Kasia Grzyb powraca na łamach naszego portalu! Po raz kolejny dzieli się z nami wspomnieniami z ostatnich wydarzeń sportowych. Opowiada o emocjach, jakie towarzyszyły wesołej rodzince Grzyb, podczas EURO 2012, meczu Agnieszki Radwańskiej i oczywiście, podczas tegorocznej Ligi Światowej. Polecam serdecznie, uśmiech nie będzie schodził Wam z twarzy!

Siatkówka górą!

Witam po przerwie. Złoty medal zdobyty przez naszych siatkarzy w Lidze Światowej zmobilizował mnie do pisania 😉 Tegoroczne lato dostarcza nam wielu sportowych emocji. Najpierw – szał Euro. Podczas tej piłkarskiej imprezy Michał zapomniał na chwilę o siatkówce i stał się zapalonym fanem piłki nożnej. 😉 Oglądał większość meczy, a po porażce polskiej reprezentacji ze wszystkich sił kibicował Hiszpanom. Naciągnął nas na zakup koszulki Fabregasa i Torresa, kolekcjonował karty z wizerunkami piłkarzy i nauczył siostrę rozpoznawać kilku z nich. Lenka nie chciała być gorsza i też ma swoją kolekcję kart z zawodnikami Euro. 😉 Michał był szczęśliwy, kiedy jego faworyci wygrali mistrzostwa.

Obecnie wypoczywamy w moich rodzinnych stronach-nad Jeziorem Białym. Tym razem Michaś wyprosił u dziadka, żeby zrobił mu specjalne bramki do gry w piłkę nożną. Nawet ja rozegrałam jeden mecz. Wojtek był moim rywalem, a Michaś sędzią. Spotkanie zakończyło się remisem, a ja doznałam kontuzji- złamał mi się paznokieć u nogi 😉 (ostrzegam Was przed graniem w klapkach!). I muszę się pochwalić! Już wiem, co oznacza „spalony” w terminologii piłkarskiej (mąż i syn dokładnie mi to wytłumaczyli). 😉 Po Euro przyszedł czas na kolejne emocje sportowe- tenis! Trzymaliśmy kciuki za Agnieszkę Radwańską. Mimo przegranej w finale wszyscy jesteśmy dumni z polskiej tenisistki.

Zdjęcia z archiwum Katarzyny Grzyb. All Rights Reserved. "Kopiowanie i rozpowszechnianie fotografii bez zgody ich autora jest surowo zabronione!

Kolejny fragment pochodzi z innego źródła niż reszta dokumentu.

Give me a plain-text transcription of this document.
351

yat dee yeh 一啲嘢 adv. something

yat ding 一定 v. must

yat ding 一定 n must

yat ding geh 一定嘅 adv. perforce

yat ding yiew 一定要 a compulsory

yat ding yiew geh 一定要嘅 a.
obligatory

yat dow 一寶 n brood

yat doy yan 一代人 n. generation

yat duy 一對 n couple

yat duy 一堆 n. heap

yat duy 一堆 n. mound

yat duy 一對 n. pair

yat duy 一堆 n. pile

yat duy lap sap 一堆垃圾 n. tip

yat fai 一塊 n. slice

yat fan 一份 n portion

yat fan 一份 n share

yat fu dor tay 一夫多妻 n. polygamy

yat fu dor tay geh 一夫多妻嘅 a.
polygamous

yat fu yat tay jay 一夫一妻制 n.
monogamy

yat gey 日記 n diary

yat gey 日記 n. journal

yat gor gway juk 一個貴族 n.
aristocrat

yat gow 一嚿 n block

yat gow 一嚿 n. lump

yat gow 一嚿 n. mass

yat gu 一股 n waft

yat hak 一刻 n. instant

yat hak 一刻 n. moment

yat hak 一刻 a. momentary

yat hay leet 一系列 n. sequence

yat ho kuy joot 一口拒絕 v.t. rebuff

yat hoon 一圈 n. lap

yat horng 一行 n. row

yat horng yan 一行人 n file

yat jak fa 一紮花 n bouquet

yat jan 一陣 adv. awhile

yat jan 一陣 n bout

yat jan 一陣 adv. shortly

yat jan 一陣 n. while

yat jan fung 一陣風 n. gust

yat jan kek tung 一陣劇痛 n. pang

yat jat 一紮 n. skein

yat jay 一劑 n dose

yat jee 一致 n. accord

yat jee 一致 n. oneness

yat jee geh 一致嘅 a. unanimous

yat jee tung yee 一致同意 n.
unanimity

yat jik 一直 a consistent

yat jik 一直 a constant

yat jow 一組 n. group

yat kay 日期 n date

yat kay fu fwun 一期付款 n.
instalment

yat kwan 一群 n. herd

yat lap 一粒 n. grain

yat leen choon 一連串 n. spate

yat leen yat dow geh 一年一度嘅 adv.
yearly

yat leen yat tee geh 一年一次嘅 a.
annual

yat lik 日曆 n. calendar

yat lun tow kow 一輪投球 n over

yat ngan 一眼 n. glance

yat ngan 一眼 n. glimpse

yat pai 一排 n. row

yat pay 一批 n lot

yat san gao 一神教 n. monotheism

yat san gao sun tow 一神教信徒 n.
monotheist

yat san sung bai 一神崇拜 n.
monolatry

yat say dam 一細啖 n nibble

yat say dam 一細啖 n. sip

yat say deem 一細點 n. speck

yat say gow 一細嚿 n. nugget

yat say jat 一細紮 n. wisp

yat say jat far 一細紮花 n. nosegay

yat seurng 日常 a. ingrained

No i w końcu siatkówka! Nasi wspaniali siatkarze w turnieju Ligi Światowej pokazali najwyższą klasę. Bez wątpienia byli najlepsi. Dostarczyli nam cudownych przeżyć! Michał oglądał z nami ostatnie spotkania LŚ- bardzo się przy tym emocjonował- krzyczał, skakał, gestykulował, biegał z radości. W pewnym momencie moja mama zwróciła mu uwagę, że podczas tego swojego szaleństwa Michaś zasłania jej ekran i ona nic nie widzi. Na co on odpowiedział jej: „A nie wystarczy Ci, że słyszysz?!” 😉

To był piękny finał! Chłopcy grali jak na skrzydłach. A potem wzruszenie- patrząc na naszą reprezentację stojącą na podium, wręczenie złotych medali i Mazurek Dąbrowskiego. Nasi siatkarze przeszli do historii. Siatkówka zasługuje na miano dyscypliny narodowej! Teraz z niecierpliwością czekamy na sukcesy Polaków podczas Igrzysk Olimpijskich w Londynie.

Jak widać, nawet podczas wakacji w naszej rodzinie sport jest wszechobecny. 😉 Wojtek mimo urlopu musi dbać o kondycję- chodzi na siłownię, jeździ na rowerze, biega, dużo pływa. Nie może pofolgować sobie z jedzeniem- musi trzymać stałą wagę. Poza tym ćwiczy i rehabilituje palce, które po zabiegu jeszcze nie są w pełni ruchome. I niestety nie może jeszcze zagrać w siatkówkę plażową. Co roku podczas wakacji nad Jeziorem Białym to właśnie plażówka była stałym elementem treningów Wojtka i naszej rozrywki sportowej.

Wygląda na to, że ja już podświadomie tęsknię za kolejnym sezonem PlusLigi. Bo czymże można by wytłumaczyć sen, który niedawno mi się przyśnił. Śniło mi się, że urządziłam w domu wielką imprezę, na którą oprócz swoich znajomych zaprosiłam też cały Klub Kibica Resovii. 😉 A kiedy goście dzwonili do drzwi, ja (oczywiście ubrana w koszulkę klubową) otwierałam im i witałam ich przyśpiewką: „Resovia set! Resovia set! Resovia set, set, set!”. :-))) Ciekawe, czy w senniku można znaleźć interpretację takiego snu? 😉

I tak w sportowych klimatach mijają nam wakacje.

W tym tygodniu wybieramy się w rodzinne strony Wojtka- do Olsztyna. To tam odnosił on pierwsze sukcesy w siatkówce i właśnie tam poznaliśmy się podczas studiów. 😉 W piątek obchodzimy naszą 9-tą rocznicę ślubu (lub inaczej- szczęśliwego pożycia małżeńskiego), więc podróż do Olsztyna będzie po trosze sentymentalna. 😉

I w takim romantycznym i radosnym nastroju żegnam się z Wami. Bo w końcu Beatlesi prawdziwie śpiewali: „All you need is love!”. 🙂

Pozdrawiam gorąco znad Jeziora Białego!